I'll try to prove Tito Piezas III's (+1) neat conjecture : $$\tag{1}32\;\Re\operatorname{Li}_3\left(i\,\phi^k\right)\stackrel{\color{blue}?}=\operatorname{Li}_3\left(\phi^{-4k}\right)-4\operatorname{Li}_3\left(\phi^{-2k}\right)+10\,k\operatorname{Li}_3\left(\phi^{-2}\right)-\frac{4k^3+5k}{6}\,\ln^3(\phi^2)-8k\,\zeta(3)$$ The classical identity $\;\displaystyle\frac {\operatorname{Li}_3(x^2)}4=\operatorname{Li}_3(x)+\operatorname{Li}_3(-x)\;$ (c.f. Lewin $1981$ "Polylogaritms and associated functions" p.$154$) allows to rewrite the two first terms at the right as : $$\tag{2}32\;\Re\operatorname{Li}_3\left(i\,\phi^k\right)\stackrel{\color{blue}?}=4\operatorname{Li}_3\left(-\phi^{-2k}\right)+10\,k\operatorname{Li}_3\left(\phi^{-2}\right)-\frac{4k^3+5k}{6}\,\ln^3(\phi^2)-8k\,\zeta(3)$$ and gives further : $\;\dfrac {\operatorname{Li}_3\left(-\phi^{2k}\right)}4=\operatorname{Li}_3\left(i\,\phi^k\right)+\operatorname{Li}_3\left(-i\,\phi^k\right)=2\Re\operatorname{Li}_3\left(i\,\phi^k\right)\;$ that is : $$\tag{3}4\operatorname{Li}_3\left(-\phi^{2k}\right)\stackrel{\color{blue}?}=4\operatorname{Li}_3\left(-\phi^{-2k}\right)+10\,k\operatorname{Li}_3\left(\phi^{-2}\right)-\frac{4k^3+5k}{6}\,\ln^3(\phi^2)-8k\,\zeta(3)$$
Another usual identity is $\;\displaystyle \operatorname{Li}_3(-x)-\operatorname{Li}_3(-1/x)=-\zeta(2)\log(x)-\frac{\ln^3(x)}6\;$ (same Lewin page)
applied to $\,x:=\phi^{2k}\,$ $(3)$ becomes : \begin{align} -8k\zeta(2)\ln(\phi)-\frac{4k^3\ln^3(\phi^{2})}6\stackrel{\color{blue}?}=&10\,k\operatorname{Li}_3\left(\phi^{-2}\right)-\frac{4k^3+5k}{6}\,\ln^3(\phi^2)-8k\,\zeta(3)\\ -8k\zeta(2)\ln(\phi)+\frac{5k\ln^3(\phi^{2})}6+8k\,\zeta(3)\stackrel{\color{blue}?}=&10\,k\operatorname{Li}_3\left(\phi^{-2}\right)\\ \tag{4}\operatorname{Li}_3\left(\phi^{-2}\right)=&\frac 45(\zeta(3)-\zeta(2)\ln(\phi))+\frac 23{\ln^3(\phi)}\\ \end{align} This last identity is proved in Lewin's $1991$ book (page $2$ with $\,\rho=\dfrac 1{\phi}\,$) and may be compared with alpha's evaluation knowing that $\,\operatorname{csch}^{-1}(2)=\ln(\phi)$.
• By the way, note that the case $k=3,6$ turns out to be expressible as polylogarithmic sums in two ways.

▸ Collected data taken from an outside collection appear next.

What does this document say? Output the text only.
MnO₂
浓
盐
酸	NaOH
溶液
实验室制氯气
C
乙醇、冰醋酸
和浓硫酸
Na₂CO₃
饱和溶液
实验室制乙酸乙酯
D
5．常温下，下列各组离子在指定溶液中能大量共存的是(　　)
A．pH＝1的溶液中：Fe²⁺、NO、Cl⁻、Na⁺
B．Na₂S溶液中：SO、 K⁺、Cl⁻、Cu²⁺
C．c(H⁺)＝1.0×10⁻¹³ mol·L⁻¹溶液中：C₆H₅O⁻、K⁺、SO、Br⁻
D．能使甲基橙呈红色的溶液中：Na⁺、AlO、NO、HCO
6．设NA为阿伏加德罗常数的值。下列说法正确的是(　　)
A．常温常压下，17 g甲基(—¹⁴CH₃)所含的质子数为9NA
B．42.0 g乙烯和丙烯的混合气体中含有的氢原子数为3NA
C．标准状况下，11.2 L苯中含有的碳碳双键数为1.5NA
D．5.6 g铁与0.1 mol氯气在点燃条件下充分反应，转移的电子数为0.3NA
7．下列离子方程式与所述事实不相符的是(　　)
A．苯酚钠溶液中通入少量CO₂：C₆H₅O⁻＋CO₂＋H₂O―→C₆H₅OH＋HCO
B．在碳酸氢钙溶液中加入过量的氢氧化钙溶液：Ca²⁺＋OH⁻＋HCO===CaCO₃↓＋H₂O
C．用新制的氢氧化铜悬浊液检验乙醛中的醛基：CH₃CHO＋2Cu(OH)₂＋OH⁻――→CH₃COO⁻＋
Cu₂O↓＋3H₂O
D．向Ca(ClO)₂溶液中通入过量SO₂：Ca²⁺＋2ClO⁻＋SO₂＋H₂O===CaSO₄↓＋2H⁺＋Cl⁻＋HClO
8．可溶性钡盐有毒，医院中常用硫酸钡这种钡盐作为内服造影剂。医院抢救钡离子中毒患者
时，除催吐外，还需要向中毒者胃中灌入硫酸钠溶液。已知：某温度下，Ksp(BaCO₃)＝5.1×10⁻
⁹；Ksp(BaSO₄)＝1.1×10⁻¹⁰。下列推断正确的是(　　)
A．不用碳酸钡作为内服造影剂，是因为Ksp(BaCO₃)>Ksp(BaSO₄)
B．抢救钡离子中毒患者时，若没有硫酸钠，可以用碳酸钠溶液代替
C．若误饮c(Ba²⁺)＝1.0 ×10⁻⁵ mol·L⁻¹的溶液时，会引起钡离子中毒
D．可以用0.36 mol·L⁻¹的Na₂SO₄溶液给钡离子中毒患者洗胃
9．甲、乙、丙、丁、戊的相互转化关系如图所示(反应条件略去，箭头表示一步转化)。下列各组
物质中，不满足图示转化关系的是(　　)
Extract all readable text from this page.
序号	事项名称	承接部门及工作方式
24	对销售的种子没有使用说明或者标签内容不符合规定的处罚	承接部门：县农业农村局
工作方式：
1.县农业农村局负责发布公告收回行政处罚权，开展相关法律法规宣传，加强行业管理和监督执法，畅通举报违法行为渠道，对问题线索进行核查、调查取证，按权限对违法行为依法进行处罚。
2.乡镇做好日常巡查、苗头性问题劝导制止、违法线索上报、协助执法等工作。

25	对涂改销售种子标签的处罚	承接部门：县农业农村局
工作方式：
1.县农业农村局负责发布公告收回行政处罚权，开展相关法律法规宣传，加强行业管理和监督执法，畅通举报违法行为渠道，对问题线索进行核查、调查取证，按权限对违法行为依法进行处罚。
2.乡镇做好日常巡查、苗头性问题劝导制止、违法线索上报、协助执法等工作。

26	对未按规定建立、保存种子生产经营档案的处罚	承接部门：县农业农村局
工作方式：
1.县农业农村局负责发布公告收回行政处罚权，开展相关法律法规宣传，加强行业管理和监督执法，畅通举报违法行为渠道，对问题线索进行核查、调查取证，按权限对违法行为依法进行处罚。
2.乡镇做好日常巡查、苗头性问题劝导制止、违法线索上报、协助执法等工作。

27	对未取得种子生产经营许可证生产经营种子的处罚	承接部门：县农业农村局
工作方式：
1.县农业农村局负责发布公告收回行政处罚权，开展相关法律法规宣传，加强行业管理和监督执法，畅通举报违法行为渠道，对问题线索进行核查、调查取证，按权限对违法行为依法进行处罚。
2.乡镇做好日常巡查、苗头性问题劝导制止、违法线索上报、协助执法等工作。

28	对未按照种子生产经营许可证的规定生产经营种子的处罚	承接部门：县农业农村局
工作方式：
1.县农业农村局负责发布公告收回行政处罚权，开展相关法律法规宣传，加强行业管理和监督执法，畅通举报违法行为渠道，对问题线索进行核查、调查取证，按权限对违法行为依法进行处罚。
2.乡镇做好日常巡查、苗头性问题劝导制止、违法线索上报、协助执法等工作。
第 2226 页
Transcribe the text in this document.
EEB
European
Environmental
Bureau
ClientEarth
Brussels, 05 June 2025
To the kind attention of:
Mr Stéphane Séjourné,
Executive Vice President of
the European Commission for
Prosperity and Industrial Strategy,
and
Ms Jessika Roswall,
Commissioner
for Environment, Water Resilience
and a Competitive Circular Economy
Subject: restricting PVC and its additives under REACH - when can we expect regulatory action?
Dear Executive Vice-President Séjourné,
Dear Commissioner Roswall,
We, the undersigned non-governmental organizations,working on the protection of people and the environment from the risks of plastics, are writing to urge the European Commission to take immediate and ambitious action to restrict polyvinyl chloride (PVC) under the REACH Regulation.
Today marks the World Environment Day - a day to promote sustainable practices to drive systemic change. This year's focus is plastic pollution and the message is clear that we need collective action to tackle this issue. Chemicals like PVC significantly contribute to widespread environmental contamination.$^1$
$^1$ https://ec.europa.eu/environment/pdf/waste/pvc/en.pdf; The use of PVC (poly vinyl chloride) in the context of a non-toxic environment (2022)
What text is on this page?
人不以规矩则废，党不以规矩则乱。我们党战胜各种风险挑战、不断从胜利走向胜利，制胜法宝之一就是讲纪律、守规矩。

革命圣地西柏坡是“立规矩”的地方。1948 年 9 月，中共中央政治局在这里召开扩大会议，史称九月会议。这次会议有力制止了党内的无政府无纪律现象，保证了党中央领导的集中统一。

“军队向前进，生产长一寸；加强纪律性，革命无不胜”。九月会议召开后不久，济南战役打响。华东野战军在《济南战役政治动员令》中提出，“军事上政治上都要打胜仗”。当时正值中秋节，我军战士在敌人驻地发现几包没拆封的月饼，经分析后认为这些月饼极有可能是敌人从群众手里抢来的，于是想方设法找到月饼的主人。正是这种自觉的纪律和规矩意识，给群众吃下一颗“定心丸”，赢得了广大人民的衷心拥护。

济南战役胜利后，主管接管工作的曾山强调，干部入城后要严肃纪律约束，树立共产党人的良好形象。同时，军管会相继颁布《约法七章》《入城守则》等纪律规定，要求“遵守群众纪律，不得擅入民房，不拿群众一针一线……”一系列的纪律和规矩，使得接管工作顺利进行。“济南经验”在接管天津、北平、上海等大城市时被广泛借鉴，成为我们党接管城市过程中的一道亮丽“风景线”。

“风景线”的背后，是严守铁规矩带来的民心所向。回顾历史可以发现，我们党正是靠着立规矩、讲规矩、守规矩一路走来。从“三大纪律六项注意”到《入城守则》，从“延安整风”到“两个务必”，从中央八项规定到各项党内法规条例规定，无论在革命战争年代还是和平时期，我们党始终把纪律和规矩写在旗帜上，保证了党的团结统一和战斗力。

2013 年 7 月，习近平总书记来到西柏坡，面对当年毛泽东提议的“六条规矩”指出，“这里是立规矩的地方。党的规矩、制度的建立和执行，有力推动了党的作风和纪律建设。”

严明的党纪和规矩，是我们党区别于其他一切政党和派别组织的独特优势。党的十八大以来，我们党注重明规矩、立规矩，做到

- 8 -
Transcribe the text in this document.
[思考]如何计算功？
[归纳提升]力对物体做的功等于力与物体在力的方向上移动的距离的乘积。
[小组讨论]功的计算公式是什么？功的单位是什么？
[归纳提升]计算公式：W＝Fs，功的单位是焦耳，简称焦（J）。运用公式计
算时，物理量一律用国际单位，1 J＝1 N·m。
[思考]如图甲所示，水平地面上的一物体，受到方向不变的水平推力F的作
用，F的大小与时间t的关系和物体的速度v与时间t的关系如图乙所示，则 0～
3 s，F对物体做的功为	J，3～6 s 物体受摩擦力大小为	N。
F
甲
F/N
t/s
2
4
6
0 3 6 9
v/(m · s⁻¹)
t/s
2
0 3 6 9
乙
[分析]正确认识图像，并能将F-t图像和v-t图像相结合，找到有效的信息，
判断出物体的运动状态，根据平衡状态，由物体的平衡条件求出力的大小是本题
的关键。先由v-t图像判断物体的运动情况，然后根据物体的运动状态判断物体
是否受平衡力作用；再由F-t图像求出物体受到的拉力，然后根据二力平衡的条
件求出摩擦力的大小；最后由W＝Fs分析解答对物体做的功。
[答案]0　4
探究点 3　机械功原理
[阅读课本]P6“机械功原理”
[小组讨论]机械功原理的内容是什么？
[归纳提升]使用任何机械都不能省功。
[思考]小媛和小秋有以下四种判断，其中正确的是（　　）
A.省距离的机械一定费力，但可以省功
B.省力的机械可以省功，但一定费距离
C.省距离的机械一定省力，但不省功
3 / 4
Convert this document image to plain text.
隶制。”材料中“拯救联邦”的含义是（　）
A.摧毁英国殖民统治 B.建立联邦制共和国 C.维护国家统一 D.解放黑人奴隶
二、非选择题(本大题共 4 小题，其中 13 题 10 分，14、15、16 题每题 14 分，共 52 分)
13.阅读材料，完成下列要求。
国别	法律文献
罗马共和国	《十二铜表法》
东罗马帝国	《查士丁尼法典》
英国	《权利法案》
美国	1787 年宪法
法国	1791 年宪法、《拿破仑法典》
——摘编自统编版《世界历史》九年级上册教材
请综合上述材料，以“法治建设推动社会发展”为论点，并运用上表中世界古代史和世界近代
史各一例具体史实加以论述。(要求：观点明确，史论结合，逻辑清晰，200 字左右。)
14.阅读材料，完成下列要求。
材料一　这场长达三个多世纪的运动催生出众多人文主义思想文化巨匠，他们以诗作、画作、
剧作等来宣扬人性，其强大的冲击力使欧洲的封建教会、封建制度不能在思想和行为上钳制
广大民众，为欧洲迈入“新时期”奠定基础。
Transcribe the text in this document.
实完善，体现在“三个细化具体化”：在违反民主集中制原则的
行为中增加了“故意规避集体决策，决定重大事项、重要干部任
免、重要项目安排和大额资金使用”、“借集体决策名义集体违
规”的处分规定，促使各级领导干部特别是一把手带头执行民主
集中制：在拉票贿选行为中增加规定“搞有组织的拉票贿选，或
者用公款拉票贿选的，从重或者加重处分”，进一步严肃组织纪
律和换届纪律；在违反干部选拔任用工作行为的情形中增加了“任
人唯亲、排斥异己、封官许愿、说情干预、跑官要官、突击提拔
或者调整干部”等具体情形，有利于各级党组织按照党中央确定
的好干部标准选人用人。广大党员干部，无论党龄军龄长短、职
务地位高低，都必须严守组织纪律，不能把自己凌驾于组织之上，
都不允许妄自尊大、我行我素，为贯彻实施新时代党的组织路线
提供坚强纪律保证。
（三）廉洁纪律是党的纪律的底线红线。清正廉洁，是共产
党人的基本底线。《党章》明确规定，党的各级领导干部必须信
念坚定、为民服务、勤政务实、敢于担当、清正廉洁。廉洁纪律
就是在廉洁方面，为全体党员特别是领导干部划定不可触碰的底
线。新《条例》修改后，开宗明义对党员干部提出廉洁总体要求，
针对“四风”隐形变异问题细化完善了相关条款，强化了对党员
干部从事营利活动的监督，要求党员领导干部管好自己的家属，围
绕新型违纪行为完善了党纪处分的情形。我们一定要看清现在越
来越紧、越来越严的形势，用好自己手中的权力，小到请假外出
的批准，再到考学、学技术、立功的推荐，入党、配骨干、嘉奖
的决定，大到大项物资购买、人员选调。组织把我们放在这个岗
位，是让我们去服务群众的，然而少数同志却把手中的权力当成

I've tried $k=9$ but couldn't find a second relation. – Tito Piezas III Oct 6 '16 at 4:45
• Thanks @Tito of course your general formula helped much! It was also an indication that Vladimir's results came from general polylogarithmic identities rather than sparse polylogarithmic ladders (valid for some consecutive integers $k$ only). Excellent continuation (I have no idea for $k=9$ sorry) anyway, – Raymond Manzoni Oct 6 '16 at 7:14
You may have missed the small even powers $k=2,4,6$ \begin{align} &32\,\Re\operatorname{Li}_3\left(i\,\phi^2\right)\stackrel{\color{blue}?}=\operatorname{Li}_3\left(\phi^{-8}\right)-4\operatorname{Li}_3\left(\phi^{-4}\right)+20\operatorname{Li}_3\left(\phi^{-2}\right)-7\ln^3(\phi^2)-16\,\zeta(3)\\ \,\\ &32\,\Re\operatorname{Li}_3\left(i\,\phi^4\right)\stackrel{\color{blue}?}=\operatorname{Li}_3\left(\phi^{-16}\right)-4\operatorname{Li}_3\left(\phi^{-8}\right)+40\operatorname{Li}_3\left(\phi^{-2}\right)-46\ln^3(\phi^2)-32\,\zeta(3)\\ \,\\ &32\,\Re\operatorname{Li}_3\left(i\,\phi^6\right)\stackrel{\color{blue}?}=18\operatorname{Li}_3\left(\phi^{-8}\right)-72\operatorname{Li}_3\left(\phi^{-4}\right)+64\operatorname{Li}_3\left(\phi^{-3}\right)+90\operatorname{Li}_3\left(\phi^{-2}\right)-48\operatorname{Li}_3\left(\phi^{-1}\right)-1196\ln^3\phi-35\,\zeta(3) \end{align} More generally, for any real number $k$ it seems, $$32\,\Re\operatorname{Li}_3\left(i\,\phi^k\right)\stackrel{\color{blue}?}=\operatorname{Li}_3\left(\phi^{-4k}\right)-4\operatorname{Li}_3\left(\phi^{-2k}\right)+10\,k\operatorname{Li}_3\left(\phi^{-2}\right)-\frac{4k^3+5k}{6}\,\ln^3(\phi^2)-8k\,\zeta(3)$$ though I have no proof yet.